The whole updated took all of 90 seconds to complete.
And then I waited.
The final outcome
Six days later (and three days after the requisite “No luck yet, but we’re still looking” email) I received another email with the following text:
We are happy to tell you that we have located an item that closely matches the description of your reported lost item. We have, to the best of our ability, verified that the item matched to your lost report is indeed your item. You will need to click on this link within 45 days and provide the following information:
- Verify the shipping address for your item.
- Choose a Shipping Service Level.
- Provide payment information
After we receive this information, your item will be shipped, you will receive tracking information by email, and we will close the report. We cannot hold these items in perpetuity, so if we do not receive a reply within 45 days, the item will be salvaged and the report closed. We are grateful for your business and we hope to welcome you onboard Delta again soon.
Since this was 100% my fault, I did have to pay for the shipping back to my house, and they do require you to fill out a separate form. In other words, you can’t just use the contact information that they have on file, and you have to fill everything out within 45 days.

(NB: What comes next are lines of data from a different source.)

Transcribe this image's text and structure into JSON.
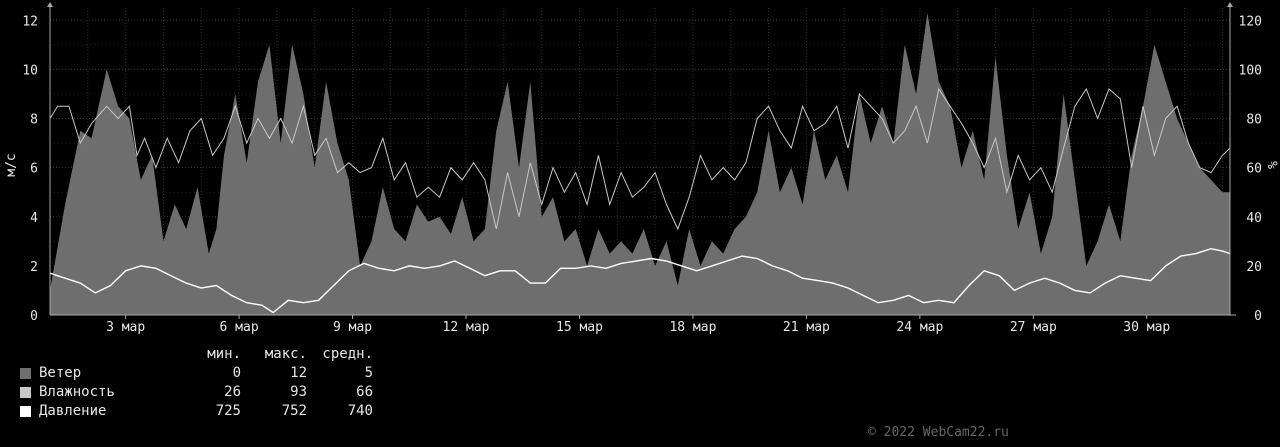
{
  "chart_data": {
    "type": "area",
    "title": "",
    "left_axis": {
      "label": "м/с",
      "ticks": [
        "0",
        "2",
        "4",
        "6",
        "8",
        "10",
        "12"
      ],
      "range": [
        0,
        12.5
      ]
    },
    "right_axis": {
      "label": "%",
      "ticks": [
        "0",
        "20",
        "40",
        "60",
        "80",
        "100",
        "120"
      ],
      "range": [
        0,
        125
      ]
    },
    "x_ticks": [
      {
        "day": 3,
        "label": "3 мар"
      },
      {
        "day": 6,
        "label": "6 мар"
      },
      {
        "day": 9,
        "label": "9 мар"
      },
      {
        "day": 12,
        "label": "12 мар"
      },
      {
        "day": 15,
        "label": "15 мар"
      },
      {
        "day": 18,
        "label": "18 мар"
      },
      {
        "day": 21,
        "label": "21 мар"
      },
      {
        "day": 24,
        "label": "24 мар"
      },
      {
        "day": 27,
        "label": "27 мар"
      },
      {
        "day": 30,
        "label": "30 мар"
      }
    ],
    "x_range_days": [
      1,
      32.2
    ],
    "grid": true,
    "series": [
      {
        "name": "Ветер",
        "axis": "left",
        "color": "#6e6e6e",
        "style": "area",
        "points": [
          [
            1.0,
            1.0
          ],
          [
            1.4,
            4.5
          ],
          [
            1.8,
            7.5
          ],
          [
            2.1,
            7.2
          ],
          [
            2.5,
            10.0
          ],
          [
            2.8,
            8.5
          ],
          [
            3.1,
            8.0
          ],
          [
            3.4,
            5.5
          ],
          [
            3.7,
            6.5
          ],
          [
            4.0,
            3.0
          ],
          [
            4.3,
            4.5
          ],
          [
            4.6,
            3.5
          ],
          [
            4.9,
            5.2
          ],
          [
            5.2,
            2.5
          ],
          [
            5.4,
            3.5
          ],
          [
            5.6,
            6.5
          ],
          [
            5.9,
            9.0
          ],
          [
            6.2,
            6.2
          ],
          [
            6.5,
            9.5
          ],
          [
            6.8,
            11.0
          ],
          [
            7.1,
            7.0
          ],
          [
            7.4,
            11.0
          ],
          [
            7.7,
            9.0
          ],
          [
            8.0,
            6.0
          ],
          [
            8.3,
            9.5
          ],
          [
            8.6,
            7.0
          ],
          [
            8.9,
            5.5
          ],
          [
            9.2,
            2.0
          ],
          [
            9.5,
            3.0
          ],
          [
            9.8,
            5.2
          ],
          [
            10.1,
            3.5
          ],
          [
            10.4,
            3.0
          ],
          [
            10.7,
            4.5
          ],
          [
            11.0,
            3.8
          ],
          [
            11.3,
            4.0
          ],
          [
            11.6,
            3.3
          ],
          [
            11.9,
            4.8
          ],
          [
            12.2,
            3.0
          ],
          [
            12.5,
            3.5
          ],
          [
            12.8,
            7.5
          ],
          [
            13.1,
            9.5
          ],
          [
            13.4,
            6.0
          ],
          [
            13.7,
            9.5
          ],
          [
            14.0,
            4.0
          ],
          [
            14.3,
            4.8
          ],
          [
            14.6,
            3.0
          ],
          [
            14.9,
            3.5
          ],
          [
            15.2,
            2.0
          ],
          [
            15.5,
            3.5
          ],
          [
            15.8,
            2.5
          ],
          [
            16.1,
            3.0
          ],
          [
            16.4,
            2.5
          ],
          [
            16.7,
            3.5
          ],
          [
            17.0,
            2.0
          ],
          [
            17.3,
            3.0
          ],
          [
            17.6,
            1.2
          ],
          [
            17.9,
            3.5
          ],
          [
            18.2,
            2.0
          ],
          [
            18.5,
            3.0
          ],
          [
            18.8,
            2.5
          ],
          [
            19.1,
            3.5
          ],
          [
            19.4,
            4.0
          ],
          [
            19.7,
            5.0
          ],
          [
            20.0,
            7.5
          ],
          [
            20.3,
            5.0
          ],
          [
            20.6,
            6.0
          ],
          [
            20.9,
            4.5
          ],
          [
            21.2,
            7.5
          ],
          [
            21.5,
            5.5
          ],
          [
            21.8,
            6.5
          ],
          [
            22.1,
            5.0
          ],
          [
            22.4,
            9.0
          ],
          [
            22.7,
            7.0
          ],
          [
            23.0,
            8.5
          ],
          [
            23.3,
            7.0
          ],
          [
            23.6,
            11.0
          ],
          [
            23.9,
            9.0
          ],
          [
            24.2,
            12.3
          ],
          [
            24.5,
            9.5
          ],
          [
            24.8,
            8.5
          ],
          [
            25.1,
            6.0
          ],
          [
            25.4,
            7.5
          ],
          [
            25.7,
            5.5
          ],
          [
            26.0,
            10.5
          ],
          [
            26.3,
            6.5
          ],
          [
            26.6,
            3.5
          ],
          [
            26.9,
            5.0
          ],
          [
            27.2,
            2.5
          ],
          [
            27.5,
            4.0
          ],
          [
            27.8,
            9.0
          ],
          [
            28.1,
            5.5
          ],
          [
            28.4,
            2.0
          ],
          [
            28.7,
            3.0
          ],
          [
            29.0,
            4.5
          ],
          [
            29.3,
            3.0
          ],
          [
            29.6,
            6.5
          ],
          [
            29.9,
            8.5
          ],
          [
            30.2,
            11.0
          ],
          [
            30.5,
            9.5
          ],
          [
            30.8,
            8.0
          ],
          [
            31.1,
            7.0
          ],
          [
            31.4,
            6.0
          ],
          [
            31.7,
            5.5
          ],
          [
            32.0,
            5.0
          ],
          [
            32.2,
            5.0
          ]
        ]
      },
      {
        "name": "Влажность",
        "axis": "right",
        "color": "#c8c8c8",
        "style": "line",
        "points": [
          [
            1.0,
            80
          ],
          [
            1.2,
            85
          ],
          [
            1.5,
            85
          ],
          [
            1.8,
            70
          ],
          [
            2.1,
            78
          ],
          [
            2.5,
            85
          ],
          [
            2.8,
            80
          ],
          [
            3.1,
            85
          ],
          [
            3.3,
            65
          ],
          [
            3.5,
            72
          ],
          [
            3.8,
            60
          ],
          [
            4.1,
            72
          ],
          [
            4.4,
            62
          ],
          [
            4.7,
            75
          ],
          [
            5.0,
            80
          ],
          [
            5.3,
            65
          ],
          [
            5.6,
            72
          ],
          [
            5.9,
            85
          ],
          [
            6.2,
            70
          ],
          [
            6.5,
            80
          ],
          [
            6.8,
            72
          ],
          [
            7.1,
            80
          ],
          [
            7.4,
            70
          ],
          [
            7.7,
            85
          ],
          [
            8.0,
            65
          ],
          [
            8.3,
            72
          ],
          [
            8.6,
            58
          ],
          [
            8.9,
            62
          ],
          [
            9.2,
            58
          ],
          [
            9.5,
            60
          ],
          [
            9.8,
            72
          ],
          [
            10.1,
            55
          ],
          [
            10.4,
            62
          ],
          [
            10.7,
            48
          ],
          [
            11.0,
            52
          ],
          [
            11.3,
            48
          ],
          [
            11.6,
            60
          ],
          [
            11.9,
            55
          ],
          [
            12.2,
            62
          ],
          [
            12.5,
            55
          ],
          [
            12.8,
            35
          ],
          [
            13.1,
            58
          ],
          [
            13.4,
            40
          ],
          [
            13.7,
            62
          ],
          [
            14.0,
            45
          ],
          [
            14.3,
            60
          ],
          [
            14.6,
            50
          ],
          [
            14.9,
            58
          ],
          [
            15.2,
            45
          ],
          [
            15.5,
            65
          ],
          [
            15.8,
            45
          ],
          [
            16.1,
            58
          ],
          [
            16.4,
            48
          ],
          [
            16.7,
            52
          ],
          [
            17.0,
            58
          ],
          [
            17.3,
            45
          ],
          [
            17.6,
            35
          ],
          [
            17.9,
            48
          ],
          [
            18.2,
            65
          ],
          [
            18.5,
            55
          ],
          [
            18.8,
            60
          ],
          [
            19.1,
            55
          ],
          [
            19.4,
            62
          ],
          [
            19.7,
            80
          ],
          [
            20.0,
            85
          ],
          [
            20.3,
            75
          ],
          [
            20.6,
            68
          ],
          [
            20.9,
            85
          ],
          [
            21.2,
            75
          ],
          [
            21.5,
            78
          ],
          [
            21.8,
            85
          ],
          [
            22.1,
            68
          ],
          [
            22.4,
            90
          ],
          [
            22.7,
            85
          ],
          [
            23.0,
            80
          ],
          [
            23.3,
            70
          ],
          [
            23.6,
            75
          ],
          [
            23.9,
            85
          ],
          [
            24.2,
            70
          ],
          [
            24.5,
            92
          ],
          [
            24.8,
            85
          ],
          [
            25.1,
            78
          ],
          [
            25.4,
            70
          ],
          [
            25.7,
            60
          ],
          [
            26.0,
            72
          ],
          [
            26.3,
            50
          ],
          [
            26.6,
            65
          ],
          [
            26.9,
            55
          ],
          [
            27.2,
            60
          ],
          [
            27.5,
            50
          ],
          [
            27.8,
            68
          ],
          [
            28.1,
            85
          ],
          [
            28.4,
            92
          ],
          [
            28.7,
            80
          ],
          [
            29.0,
            92
          ],
          [
            29.3,
            88
          ],
          [
            29.6,
            60
          ],
          [
            29.9,
            85
          ],
          [
            30.2,
            65
          ],
          [
            30.5,
            80
          ],
          [
            30.8,
            85
          ],
          [
            31.1,
            70
          ],
          [
            31.4,
            60
          ],
          [
            31.7,
            58
          ],
          [
            32.0,
            65
          ],
          [
            32.2,
            68
          ]
        ]
      },
      {
        "name": "Давление",
        "axis": "left",
        "color": "#ffffff",
        "style": "line",
        "points": [
          [
            1.0,
            1.7
          ],
          [
            1.4,
            1.5
          ],
          [
            1.8,
            1.3
          ],
          [
            2.2,
            0.9
          ],
          [
            2.6,
            1.2
          ],
          [
            3.0,
            1.8
          ],
          [
            3.4,
            2.0
          ],
          [
            3.8,
            1.9
          ],
          [
            4.2,
            1.6
          ],
          [
            4.6,
            1.3
          ],
          [
            5.0,
            1.1
          ],
          [
            5.4,
            1.2
          ],
          [
            5.8,
            0.8
          ],
          [
            6.2,
            0.5
          ],
          [
            6.6,
            0.4
          ],
          [
            6.9,
            0.1
          ],
          [
            7.3,
            0.6
          ],
          [
            7.7,
            0.5
          ],
          [
            8.1,
            0.6
          ],
          [
            8.5,
            1.2
          ],
          [
            8.9,
            1.8
          ],
          [
            9.3,
            2.1
          ],
          [
            9.7,
            1.9
          ],
          [
            10.1,
            1.8
          ],
          [
            10.5,
            2.0
          ],
          [
            10.9,
            1.9
          ],
          [
            11.3,
            2.0
          ],
          [
            11.7,
            2.2
          ],
          [
            12.1,
            1.9
          ],
          [
            12.5,
            1.6
          ],
          [
            12.9,
            1.8
          ],
          [
            13.3,
            1.8
          ],
          [
            13.7,
            1.3
          ],
          [
            14.1,
            1.3
          ],
          [
            14.5,
            1.9
          ],
          [
            14.9,
            1.9
          ],
          [
            15.3,
            2.0
          ],
          [
            15.7,
            1.9
          ],
          [
            16.1,
            2.1
          ],
          [
            16.5,
            2.2
          ],
          [
            16.9,
            2.3
          ],
          [
            17.3,
            2.2
          ],
          [
            17.7,
            2.0
          ],
          [
            18.1,
            1.8
          ],
          [
            18.5,
            2.0
          ],
          [
            18.9,
            2.2
          ],
          [
            19.3,
            2.4
          ],
          [
            19.7,
            2.3
          ],
          [
            20.1,
            2.0
          ],
          [
            20.5,
            1.8
          ],
          [
            20.9,
            1.5
          ],
          [
            21.3,
            1.4
          ],
          [
            21.7,
            1.3
          ],
          [
            22.1,
            1.1
          ],
          [
            22.5,
            0.8
          ],
          [
            22.9,
            0.5
          ],
          [
            23.3,
            0.6
          ],
          [
            23.7,
            0.8
          ],
          [
            24.1,
            0.5
          ],
          [
            24.5,
            0.6
          ],
          [
            24.9,
            0.5
          ],
          [
            25.3,
            1.2
          ],
          [
            25.7,
            1.8
          ],
          [
            26.1,
            1.6
          ],
          [
            26.5,
            1.0
          ],
          [
            26.9,
            1.3
          ],
          [
            27.3,
            1.5
          ],
          [
            27.7,
            1.3
          ],
          [
            28.1,
            1.0
          ],
          [
            28.5,
            0.9
          ],
          [
            28.9,
            1.3
          ],
          [
            29.3,
            1.6
          ],
          [
            29.7,
            1.5
          ],
          [
            30.1,
            1.4
          ],
          [
            30.5,
            2.0
          ],
          [
            30.9,
            2.4
          ],
          [
            31.3,
            2.5
          ],
          [
            31.7,
            2.7
          ],
          [
            32.0,
            2.6
          ],
          [
            32.2,
            2.5
          ]
        ]
      }
    ]
  },
  "legend": {
    "headers": {
      "min": "мин.",
      "max": "макс.",
      "avg": "средн."
    },
    "rows": [
      {
        "name": "Ветер",
        "color": "#6e6e6e",
        "min": "0",
        "max": "12",
        "avg": "5"
      },
      {
        "name": "Влажность",
        "color": "#c8c8c8",
        "min": "26",
        "max": "93",
        "avg": "66"
      },
      {
        "name": "Давление",
        "color": "#ffffff",
        "min": "725",
        "max": "752",
        "avg": "740"
      }
    ]
  },
  "copyright": "© 2022 WebCam22.ru"
}
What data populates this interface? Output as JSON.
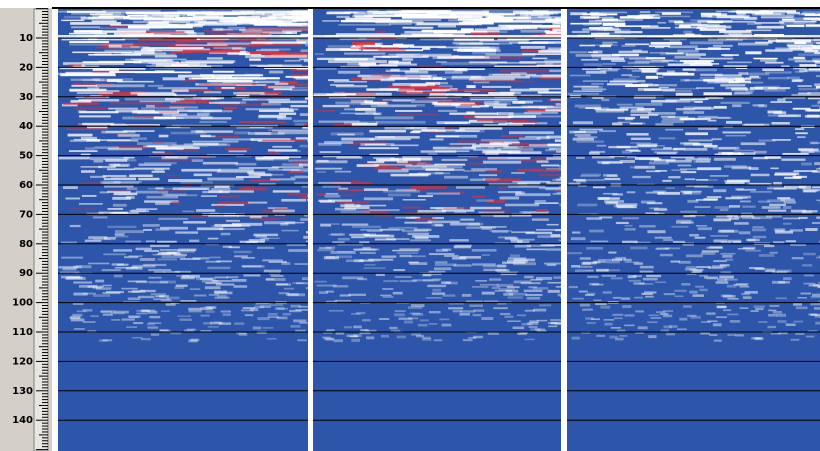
{
  "depth_ruler": {
    "labels": [
      "10",
      "20",
      "30",
      "40",
      "50",
      "60",
      "70",
      "80",
      "90",
      "100",
      "110",
      "120",
      "130",
      "140"
    ]
  }
}
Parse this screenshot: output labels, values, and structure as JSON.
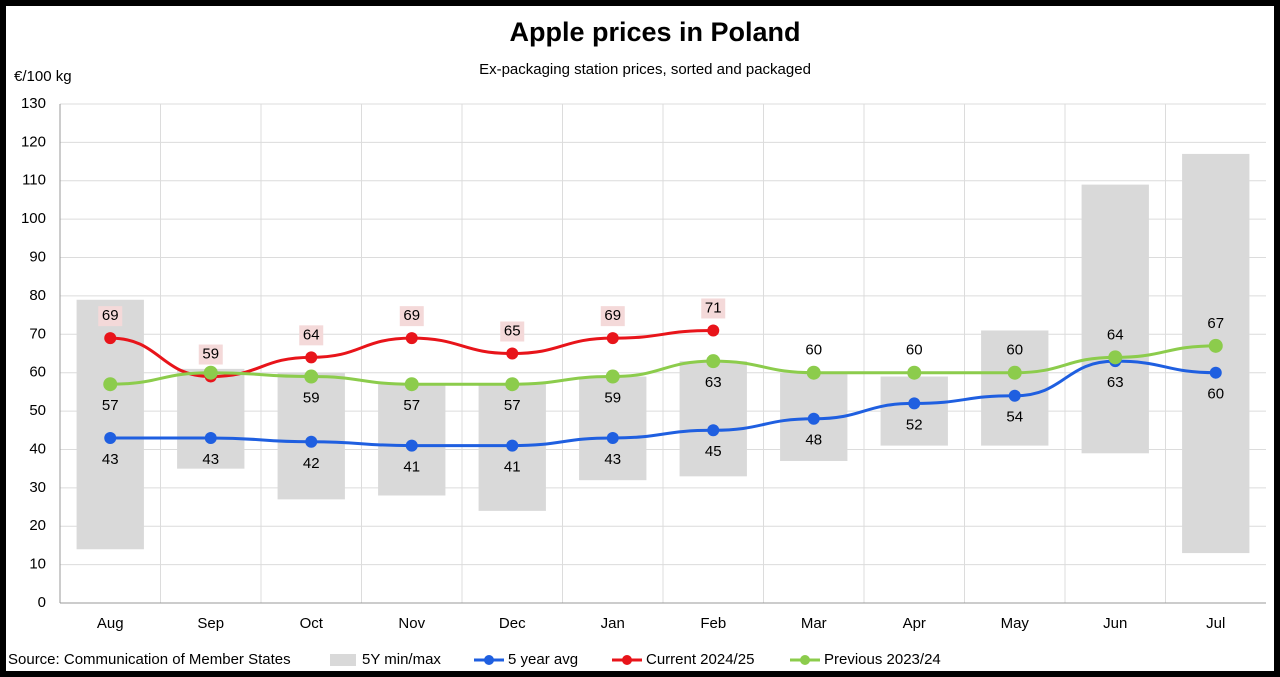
{
  "chart_data": {
    "type": "line",
    "title": "Apple prices in Poland",
    "subtitle": "Ex-packaging station prices, sorted and packaged",
    "y_label": "€/100 kg",
    "source": "Source: Communication  of Member States",
    "categories": [
      "Aug",
      "Sep",
      "Oct",
      "Nov",
      "Dec",
      "Jan",
      "Feb",
      "Mar",
      "Apr",
      "May",
      "Jun",
      "Jul"
    ],
    "ylim": [
      0,
      130
    ],
    "yticks": [
      0,
      10,
      20,
      30,
      40,
      50,
      60,
      70,
      80,
      90,
      100,
      110,
      120,
      130
    ],
    "grid": true,
    "range": {
      "name": "5Y min/max",
      "color": "#d9d9d9",
      "low": [
        14,
        35,
        27,
        28,
        24,
        32,
        33,
        37,
        41,
        41,
        39,
        13
      ],
      "high": [
        79,
        61,
        60,
        57,
        57,
        59,
        63,
        60,
        59,
        71,
        109,
        117
      ]
    },
    "series": [
      {
        "name": "5 year avg",
        "color": "#1f5fe0",
        "values": [
          43,
          43,
          42,
          41,
          41,
          43,
          45,
          48,
          52,
          54,
          63,
          60
        ]
      },
      {
        "name": "Current 2024/25",
        "color": "#e8141a",
        "values": [
          69,
          59,
          64,
          69,
          65,
          69,
          71,
          null,
          null,
          null,
          null,
          null
        ]
      },
      {
        "name": "Previous 2023/24",
        "color": "#8ccc4c",
        "values": [
          57,
          60,
          59,
          57,
          57,
          59,
          63,
          60,
          60,
          60,
          64,
          67
        ],
        "value_labels": [
          "57",
          null,
          "59",
          "57",
          "57",
          "59",
          "63",
          "60",
          "60",
          "60",
          "64",
          "67"
        ]
      }
    ]
  }
}
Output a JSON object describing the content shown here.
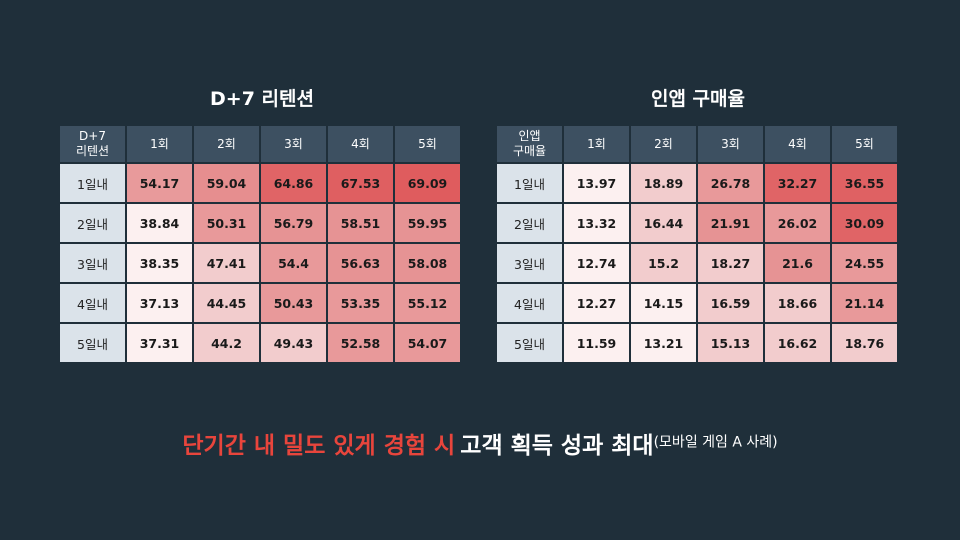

Still, I was reunited with my iPad (and its beat-up case) less than a week later!
If only the shipping costs coded as “travel”…;)
Aside from the obvious “don’t forget your stuff,” I do think there were a couple of key factors that ultimately led to my success here, and they are worth recapping. So here’s what I would do in the event that you (or a loved one) leaves an item behind on a Delta flight:
- Bookmark this link, so that you don’t have to go on a wild goose chase on the website.
- Fill out the form as soon as possible.
- Keep your serial numbers for electronic devices somewhere on file.
- Put some sort of differentiator (sticker, address, etc.) on small items that you may be more likely to lose.
- If you don’t have a serial number, turn to your mobile phone provider for help.
- Be ready with payment and shipping information in the event that your item is found.
And, most importantly, check your seatback pocket every time.
First off, to whomever found the lost iPad in the seatback of 12C two weeks ago, wherever you are, thank you!
I know that there was a lot of luck involved here, and that my iPad found itself in the hands of the right people, which is far from a guarantee. But I do think that Delta has a solid system in place here. This is the second time that I’ve had something of value returned to me, which tells me that something behind the scenes is working.
And ultimately – and I know I’ll get some flak for this – it’s reasons like these why I keep going back to Delta. Sure, their redemptions might be laughable and their new boarding process baffling, but when bad things happen, they seem to know how to fix them.
More importantly, they actually seem to care.
So while the policies may not always be as customer-friendly as we all would like, to me, service comes down to what the actual, personal, on-the-ground and in-the-air experience looks and feels like, week after week.
And in this case, they hit it out of the park.
Have you ever had to file for a lost item? How did it turn out?